Der ab 2004 anzuwendende durchschnittliche Beitragssatz aller gesetzlichen Krankenkassen steigt auf 14,3 % (entgegen 14,0 % im Jahr 2003). Dies bedeutet, dass der maximale Beitragszuschuss an privat versicherte Arbeitnehmer zu deren Krankenversicherung von 241,50 Euro im laufenden Jahr auf 249,36 Euro klettern wird.
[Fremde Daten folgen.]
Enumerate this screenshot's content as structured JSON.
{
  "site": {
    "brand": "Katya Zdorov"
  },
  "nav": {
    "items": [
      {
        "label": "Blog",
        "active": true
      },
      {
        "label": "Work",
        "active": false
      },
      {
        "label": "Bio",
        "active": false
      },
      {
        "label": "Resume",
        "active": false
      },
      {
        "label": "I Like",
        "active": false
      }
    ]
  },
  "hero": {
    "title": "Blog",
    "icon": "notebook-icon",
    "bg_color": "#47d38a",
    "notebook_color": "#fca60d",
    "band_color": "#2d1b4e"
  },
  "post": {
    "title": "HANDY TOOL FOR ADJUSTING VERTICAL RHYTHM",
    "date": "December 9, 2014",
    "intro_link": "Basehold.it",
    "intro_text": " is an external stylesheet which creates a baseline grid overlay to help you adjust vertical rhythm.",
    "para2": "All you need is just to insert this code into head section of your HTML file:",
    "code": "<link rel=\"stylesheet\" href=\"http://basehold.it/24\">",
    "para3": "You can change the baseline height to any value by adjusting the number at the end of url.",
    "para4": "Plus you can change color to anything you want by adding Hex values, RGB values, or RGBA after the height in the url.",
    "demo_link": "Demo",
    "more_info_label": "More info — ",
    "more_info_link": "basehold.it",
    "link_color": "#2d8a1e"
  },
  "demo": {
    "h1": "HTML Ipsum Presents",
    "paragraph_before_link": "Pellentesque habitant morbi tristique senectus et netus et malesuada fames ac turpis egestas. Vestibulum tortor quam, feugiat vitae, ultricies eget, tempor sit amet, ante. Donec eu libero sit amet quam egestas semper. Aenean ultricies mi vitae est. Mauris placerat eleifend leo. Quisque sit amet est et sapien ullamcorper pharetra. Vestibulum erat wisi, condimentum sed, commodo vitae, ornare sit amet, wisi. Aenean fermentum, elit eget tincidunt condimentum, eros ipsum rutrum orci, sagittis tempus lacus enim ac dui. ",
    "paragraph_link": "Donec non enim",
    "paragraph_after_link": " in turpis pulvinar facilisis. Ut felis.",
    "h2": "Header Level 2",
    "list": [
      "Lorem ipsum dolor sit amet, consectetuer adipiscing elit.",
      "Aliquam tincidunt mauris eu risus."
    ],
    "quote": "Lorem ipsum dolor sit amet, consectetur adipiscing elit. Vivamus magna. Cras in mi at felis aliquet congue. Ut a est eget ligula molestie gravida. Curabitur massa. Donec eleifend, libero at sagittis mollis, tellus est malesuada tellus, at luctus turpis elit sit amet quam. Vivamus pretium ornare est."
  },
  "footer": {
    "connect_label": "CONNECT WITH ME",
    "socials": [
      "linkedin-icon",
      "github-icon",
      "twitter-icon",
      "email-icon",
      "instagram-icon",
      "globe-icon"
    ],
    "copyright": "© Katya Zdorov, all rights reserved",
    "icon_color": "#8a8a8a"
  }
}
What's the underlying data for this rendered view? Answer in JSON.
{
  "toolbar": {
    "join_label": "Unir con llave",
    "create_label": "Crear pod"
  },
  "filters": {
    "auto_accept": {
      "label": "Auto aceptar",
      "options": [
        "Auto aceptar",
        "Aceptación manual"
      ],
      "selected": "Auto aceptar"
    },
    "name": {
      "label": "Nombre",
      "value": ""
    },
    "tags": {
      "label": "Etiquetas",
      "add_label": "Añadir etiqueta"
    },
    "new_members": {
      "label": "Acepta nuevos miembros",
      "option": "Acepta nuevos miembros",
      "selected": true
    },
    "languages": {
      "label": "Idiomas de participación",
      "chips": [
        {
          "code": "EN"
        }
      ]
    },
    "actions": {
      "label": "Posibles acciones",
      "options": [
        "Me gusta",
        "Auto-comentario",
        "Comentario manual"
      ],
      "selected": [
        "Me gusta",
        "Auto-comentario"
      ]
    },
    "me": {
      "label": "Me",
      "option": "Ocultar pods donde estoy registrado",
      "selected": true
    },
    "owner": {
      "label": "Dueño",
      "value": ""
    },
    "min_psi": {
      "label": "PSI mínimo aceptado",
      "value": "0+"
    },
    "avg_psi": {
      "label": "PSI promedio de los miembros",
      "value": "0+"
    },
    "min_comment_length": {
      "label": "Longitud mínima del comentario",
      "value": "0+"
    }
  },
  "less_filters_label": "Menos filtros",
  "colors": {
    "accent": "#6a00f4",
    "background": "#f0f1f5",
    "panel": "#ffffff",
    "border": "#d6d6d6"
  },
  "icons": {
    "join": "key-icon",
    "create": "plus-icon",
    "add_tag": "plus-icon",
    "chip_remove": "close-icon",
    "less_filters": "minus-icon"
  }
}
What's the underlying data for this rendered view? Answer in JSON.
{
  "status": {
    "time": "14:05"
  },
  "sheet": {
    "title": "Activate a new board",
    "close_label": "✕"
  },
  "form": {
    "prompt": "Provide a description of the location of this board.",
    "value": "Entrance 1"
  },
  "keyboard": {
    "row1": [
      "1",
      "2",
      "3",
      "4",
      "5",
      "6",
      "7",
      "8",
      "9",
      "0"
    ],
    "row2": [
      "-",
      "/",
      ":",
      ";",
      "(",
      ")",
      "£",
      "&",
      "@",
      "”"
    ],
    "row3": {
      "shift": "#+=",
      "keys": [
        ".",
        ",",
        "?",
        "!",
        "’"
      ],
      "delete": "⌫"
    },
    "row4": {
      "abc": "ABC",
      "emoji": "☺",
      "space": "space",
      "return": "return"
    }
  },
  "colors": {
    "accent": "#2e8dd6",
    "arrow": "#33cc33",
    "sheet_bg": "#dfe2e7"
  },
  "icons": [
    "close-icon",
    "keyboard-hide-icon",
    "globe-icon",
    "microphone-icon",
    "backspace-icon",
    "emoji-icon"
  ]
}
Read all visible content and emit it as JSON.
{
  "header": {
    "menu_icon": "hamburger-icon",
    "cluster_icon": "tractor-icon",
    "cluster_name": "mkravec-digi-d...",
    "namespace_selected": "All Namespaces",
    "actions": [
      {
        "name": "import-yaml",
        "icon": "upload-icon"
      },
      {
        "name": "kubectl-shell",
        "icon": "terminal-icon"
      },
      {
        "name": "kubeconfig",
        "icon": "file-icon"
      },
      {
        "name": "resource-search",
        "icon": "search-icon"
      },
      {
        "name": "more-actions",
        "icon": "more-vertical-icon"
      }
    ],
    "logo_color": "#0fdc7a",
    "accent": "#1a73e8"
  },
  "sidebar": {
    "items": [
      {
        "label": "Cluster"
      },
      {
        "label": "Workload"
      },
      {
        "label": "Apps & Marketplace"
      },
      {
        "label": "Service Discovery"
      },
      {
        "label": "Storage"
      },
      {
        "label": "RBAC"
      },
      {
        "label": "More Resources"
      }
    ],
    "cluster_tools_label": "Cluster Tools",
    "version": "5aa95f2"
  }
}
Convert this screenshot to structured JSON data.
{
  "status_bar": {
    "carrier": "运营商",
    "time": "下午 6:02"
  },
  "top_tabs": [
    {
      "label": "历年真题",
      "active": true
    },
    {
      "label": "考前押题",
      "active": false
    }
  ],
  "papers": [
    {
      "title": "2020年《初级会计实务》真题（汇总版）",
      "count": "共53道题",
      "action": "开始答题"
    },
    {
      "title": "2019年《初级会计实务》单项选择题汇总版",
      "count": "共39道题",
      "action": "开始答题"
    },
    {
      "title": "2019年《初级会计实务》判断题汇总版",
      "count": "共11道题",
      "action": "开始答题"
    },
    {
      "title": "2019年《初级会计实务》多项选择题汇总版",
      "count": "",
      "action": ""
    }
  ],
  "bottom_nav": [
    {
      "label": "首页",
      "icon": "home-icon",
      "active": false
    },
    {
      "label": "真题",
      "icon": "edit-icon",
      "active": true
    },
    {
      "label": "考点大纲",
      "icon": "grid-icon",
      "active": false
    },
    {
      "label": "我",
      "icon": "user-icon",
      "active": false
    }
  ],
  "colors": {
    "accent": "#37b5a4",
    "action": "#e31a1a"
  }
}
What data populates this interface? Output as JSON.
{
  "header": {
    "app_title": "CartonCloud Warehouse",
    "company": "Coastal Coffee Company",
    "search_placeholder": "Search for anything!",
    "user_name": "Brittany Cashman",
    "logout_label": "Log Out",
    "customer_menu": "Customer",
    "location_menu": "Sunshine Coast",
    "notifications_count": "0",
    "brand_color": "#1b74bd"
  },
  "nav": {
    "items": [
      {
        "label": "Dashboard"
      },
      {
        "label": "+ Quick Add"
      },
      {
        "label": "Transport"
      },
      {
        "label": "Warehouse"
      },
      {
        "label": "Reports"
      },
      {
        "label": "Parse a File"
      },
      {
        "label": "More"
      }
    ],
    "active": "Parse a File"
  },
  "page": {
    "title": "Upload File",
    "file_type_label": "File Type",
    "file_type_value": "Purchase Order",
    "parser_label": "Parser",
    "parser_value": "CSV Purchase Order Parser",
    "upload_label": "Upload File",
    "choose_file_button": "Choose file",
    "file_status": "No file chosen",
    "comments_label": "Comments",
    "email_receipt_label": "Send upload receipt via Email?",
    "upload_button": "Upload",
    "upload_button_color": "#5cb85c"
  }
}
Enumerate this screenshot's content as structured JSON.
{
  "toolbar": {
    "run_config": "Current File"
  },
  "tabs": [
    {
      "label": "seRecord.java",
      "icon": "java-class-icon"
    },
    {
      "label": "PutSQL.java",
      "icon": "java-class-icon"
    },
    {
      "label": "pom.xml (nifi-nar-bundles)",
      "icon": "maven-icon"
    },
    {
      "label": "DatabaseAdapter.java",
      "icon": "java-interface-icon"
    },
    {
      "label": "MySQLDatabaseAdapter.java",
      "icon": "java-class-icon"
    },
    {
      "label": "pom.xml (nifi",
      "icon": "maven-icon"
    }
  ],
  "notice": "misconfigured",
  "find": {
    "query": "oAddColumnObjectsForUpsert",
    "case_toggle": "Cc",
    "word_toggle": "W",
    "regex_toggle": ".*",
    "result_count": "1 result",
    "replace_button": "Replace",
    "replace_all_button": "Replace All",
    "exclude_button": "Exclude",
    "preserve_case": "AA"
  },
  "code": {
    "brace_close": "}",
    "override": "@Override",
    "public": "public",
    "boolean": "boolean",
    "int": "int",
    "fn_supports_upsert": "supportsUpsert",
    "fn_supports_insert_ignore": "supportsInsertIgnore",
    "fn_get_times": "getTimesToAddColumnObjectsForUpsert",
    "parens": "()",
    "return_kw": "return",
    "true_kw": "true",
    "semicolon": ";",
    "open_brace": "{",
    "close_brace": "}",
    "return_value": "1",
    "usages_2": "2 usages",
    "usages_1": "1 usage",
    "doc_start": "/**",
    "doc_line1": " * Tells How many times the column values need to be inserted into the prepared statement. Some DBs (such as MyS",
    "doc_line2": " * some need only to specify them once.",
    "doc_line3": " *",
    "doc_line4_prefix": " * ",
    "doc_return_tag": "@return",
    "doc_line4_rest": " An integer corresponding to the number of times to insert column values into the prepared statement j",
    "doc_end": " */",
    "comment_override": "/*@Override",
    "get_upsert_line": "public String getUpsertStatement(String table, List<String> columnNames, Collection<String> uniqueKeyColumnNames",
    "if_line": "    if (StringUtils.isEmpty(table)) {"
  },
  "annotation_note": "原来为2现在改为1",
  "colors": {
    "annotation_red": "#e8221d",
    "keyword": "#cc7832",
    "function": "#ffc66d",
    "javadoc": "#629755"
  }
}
Für Arbeitgeber darüber hinaus noch wichtig:

Das Gesetz zu den Reformen am Arbeitsmarkt bringt aus arbeitsrechtlicher Sicht unter anderem die Änderung des Kündigungsschutzgesetzes, des Teilzeit- und Befristungsgesetzes und des Arbeitszeitgesetzes mit sich. So gilt in Betrieben mit zehn oder weniger Arbeitnehmern das Kündigungsschutzgesetz für Arbeitnehmer, die ab Januar 2004 neu eingestellt werden, nicht. Daneben bleibt es beim bisherigen Schwellenwert von fünf Arbeitnehmern. Bei Kündigungen wird die Sozialauswahl auf vier Grunddaten beschränkt: Alter, Betriebszugehörigkeit, Unterhaltspflichten und eine etwaige Schwerbehinderteneigenschaft. Außerdem gibt es künftig einen gesetzlichen Abfindungsanspruch des Arbeitnehmers bei einer betriebsbedingten Kündigung, sofern der Arbeitnehmer auf eine Kündigungsschutzklage verzichtet. Der Anspruch setzt einen Hinweis des Arbeitgebers in der Kündigungserklärung voraus. Für alle Klagen gegen eine Kündigung beträgt die Frist einheitlich drei Wochen. Zum 1. Januar 2004 tritt auch die Neuregelung im Teilzeit- und Befristungsgesetz in Kraft, wonach Existenzgründer in den ersten vier Jahren des Bestehens eines neu gegründeten Unternehmens mit Arbeitnehmern befristete Arbeitsverträge ohne sachlichen Befristungsgrund bis zur Dauer von vier Jahren abschließen dürfen.